This week, six-time All Star shortstop Miguel Tejada and the Baltimore Orioles agreed on a one-year $6 million contract, pending a physical. However, heading toward this reunion, Tejada will play third base instead of his familiar shortstop position. The 35 year-old became a free agent after the Houston Astros declined to offer him arbitration last month. Tejada did put up some numbers for Houston last year, hitting .313 with 14 home runs and 86 RBI in 158 games, ranking second in the National League in hits with 199.
Switching from shortstop to third base will be no easy task for the 13-year major league veteran. The only time he has played the position in games of any significance was in last year's World Baseball Classic, when Dominican teammates Hanley Ramirez and Jose Reyes pushed Tejada to the hot corner. It has been done successfully before; Orioles Hall of Famer Cal Ripken Jr. went from shortstop to third in the latter stage of his career and played the position well. More recently, Alex Rodriguez made the move after signing with the New York Yankees. Rodriguez has become a solid third baseman, but even one of the most gifted players in the game struggled making the transition. It will be a process, and it will start next month in Sarasota, Florida when Tejada, reports to spring training.
Tejada proved last season that, despite his diminished power, he can still hit the ball well. After smacking 199 hits last year, Tejada figures to fit nicely into a lineup that includes up-and-coming young stars Nick Markakis, Nolan Reimold, Adam Jones and Matt Wieters; in addition to veteran talents such as Brian Roberts, Luke Scott, and the recently-signed Garrett Atkins (who will play first base). Tejada figures to hit fifth or sixth in the lineup and can put up decent numbers in this role.
From a fantasy perspective, Tejada's batting average should remain steady at around .300. He can gather 180 hits and 85 RBI, decent numbers that would project him to be in the top ten shortstops for 2010, but only the top fifteen third basemen.

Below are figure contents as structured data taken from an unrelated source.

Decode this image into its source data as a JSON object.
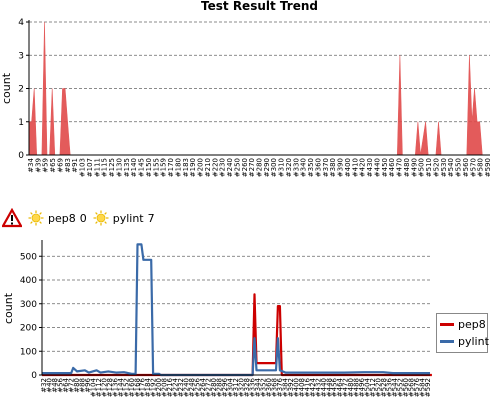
{
  "status": {
    "warning_icon": "warning-triangle-icon",
    "weather_icon": "sun-icon",
    "items": [
      {
        "name": "pep8",
        "value": "0"
      },
      {
        "name": "pylint",
        "value": "7"
      }
    ]
  },
  "chart_data": [
    {
      "type": "area",
      "title": "Test Result Trend",
      "ylabel": "count",
      "xlabel": "",
      "ylim": [
        0,
        4
      ],
      "yticks": [
        0,
        1,
        2,
        3,
        4
      ],
      "grid": true,
      "color": "#e04a4a",
      "x_tick_labels": [
        "#34",
        "#39",
        "#59",
        "#65",
        "#69",
        "#83",
        "#91",
        "#103",
        "#107",
        "#111",
        "#115",
        "#125",
        "#130",
        "#135",
        "#140",
        "#145",
        "#150",
        "#155",
        "#159",
        "#170",
        "#180",
        "#183",
        "#190",
        "#200",
        "#210",
        "#220",
        "#230",
        "#240",
        "#250",
        "#260",
        "#270",
        "#280",
        "#290",
        "#300",
        "#310",
        "#320",
        "#330",
        "#340",
        "#350",
        "#360",
        "#370",
        "#380",
        "#390",
        "#400",
        "#410",
        "#420",
        "#430",
        "#440",
        "#450",
        "#460",
        "#470",
        "#480",
        "#490",
        "#500",
        "#510",
        "#520",
        "#530",
        "#540",
        "#550",
        "#560",
        "#570",
        "#580",
        "#590"
      ],
      "series": [
        {
          "points": [
            [
              0,
              1
            ],
            [
              1,
              1
            ],
            [
              2,
              2
            ],
            [
              3,
              0
            ],
            [
              5,
              0
            ],
            [
              6,
              4
            ],
            [
              7,
              0
            ],
            [
              8,
              0
            ],
            [
              9,
              2
            ],
            [
              10,
              0
            ],
            [
              12,
              0
            ],
            [
              13,
              2
            ],
            [
              14,
              2
            ],
            [
              15,
              1
            ],
            [
              16,
              0
            ],
            [
              143,
              0
            ],
            [
              144,
              3
            ],
            [
              145,
              0
            ],
            [
              150,
              0
            ],
            [
              151,
              1
            ],
            [
              152,
              0
            ],
            [
              154,
              1
            ],
            [
              155,
              0
            ],
            [
              158,
              0
            ],
            [
              159,
              1
            ],
            [
              160,
              0
            ],
            [
              170,
              0
            ],
            [
              171,
              3
            ],
            [
              172,
              1
            ],
            [
              173,
              2
            ],
            [
              174,
              1
            ],
            [
              175,
              1
            ],
            [
              176,
              0
            ],
            [
              179,
              0
            ]
          ]
        }
      ],
      "x_count": 180
    },
    {
      "type": "line",
      "title": "",
      "ylabel": "count",
      "xlabel": "",
      "ylim": [
        0,
        560
      ],
      "yticks": [
        0,
        100,
        200,
        300,
        400,
        500
      ],
      "grid": true,
      "legend_position": "right",
      "x_tick_labels": [
        "#32",
        "#40",
        "#48",
        "#56",
        "#64",
        "#72",
        "#80",
        "#88",
        "#96",
        "#104",
        "#112",
        "#120",
        "#128",
        "#136",
        "#144",
        "#152",
        "#160",
        "#168",
        "#176",
        "#184",
        "#192",
        "#200",
        "#208",
        "#216",
        "#224",
        "#232",
        "#240",
        "#248",
        "#256",
        "#264",
        "#272",
        "#280",
        "#288",
        "#296",
        "#304",
        "#312",
        "#320",
        "#328",
        "#336",
        "#344",
        "#352",
        "#360",
        "#368",
        "#376",
        "#384",
        "#392",
        "#400",
        "#408",
        "#416",
        "#424",
        "#432",
        "#440",
        "#448",
        "#456",
        "#464",
        "#472",
        "#480",
        "#488",
        "#496",
        "#504",
        "#512",
        "#520",
        "#528",
        "#536",
        "#544",
        "#552",
        "#560",
        "#568",
        "#576",
        "#584",
        "#592"
      ],
      "series": [
        {
          "name": "pep8",
          "color": "#cc0000",
          "points": [
            [
              0,
              0
            ],
            [
              40,
              0
            ],
            [
              41,
              0
            ],
            [
              108,
              0
            ],
            [
              109,
              340
            ],
            [
              110,
              50
            ],
            [
              120,
              50
            ],
            [
              121,
              290
            ],
            [
              122,
              290
            ],
            [
              123,
              0
            ],
            [
              200,
              0
            ]
          ]
        },
        {
          "name": "pylint",
          "color": "#3a6aa8",
          "points": [
            [
              0,
              8
            ],
            [
              15,
              8
            ],
            [
              16,
              30
            ],
            [
              18,
              15
            ],
            [
              22,
              20
            ],
            [
              24,
              10
            ],
            [
              26,
              15
            ],
            [
              28,
              20
            ],
            [
              30,
              10
            ],
            [
              34,
              15
            ],
            [
              38,
              10
            ],
            [
              42,
              12
            ],
            [
              46,
              5
            ],
            [
              48,
              5
            ],
            [
              49,
              550
            ],
            [
              51,
              550
            ],
            [
              52,
              485
            ],
            [
              56,
              485
            ],
            [
              57,
              5
            ],
            [
              60,
              5
            ],
            [
              61,
              0
            ],
            [
              108,
              0
            ],
            [
              109,
              155
            ],
            [
              110,
              20
            ],
            [
              120,
              20
            ],
            [
              121,
              155
            ],
            [
              122,
              20
            ],
            [
              125,
              10
            ],
            [
              140,
              10
            ],
            [
              155,
              10
            ],
            [
              165,
              12
            ],
            [
              175,
              12
            ],
            [
              180,
              8
            ],
            [
              190,
              8
            ],
            [
              199,
              8
            ]
          ]
        }
      ],
      "x_count": 200
    }
  ]
}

He falls short on power and stolen bases.
By comparison, Arizona shortstop Stephen Drew projects higher than Tejada for the 2010 season. He is slated for fewer hits (155) and RBI (75), but more power with 15 home runs. As far as a third base comparison, Texas' Michael Young is projected for fewer hits (169) and RBI (75) but again more power, with 16 home runs estimated for him this coming year. Lastly, consider the change from the NL Central to the AL East, where much tougher competition on a regular basis may also hinder Tejada's production.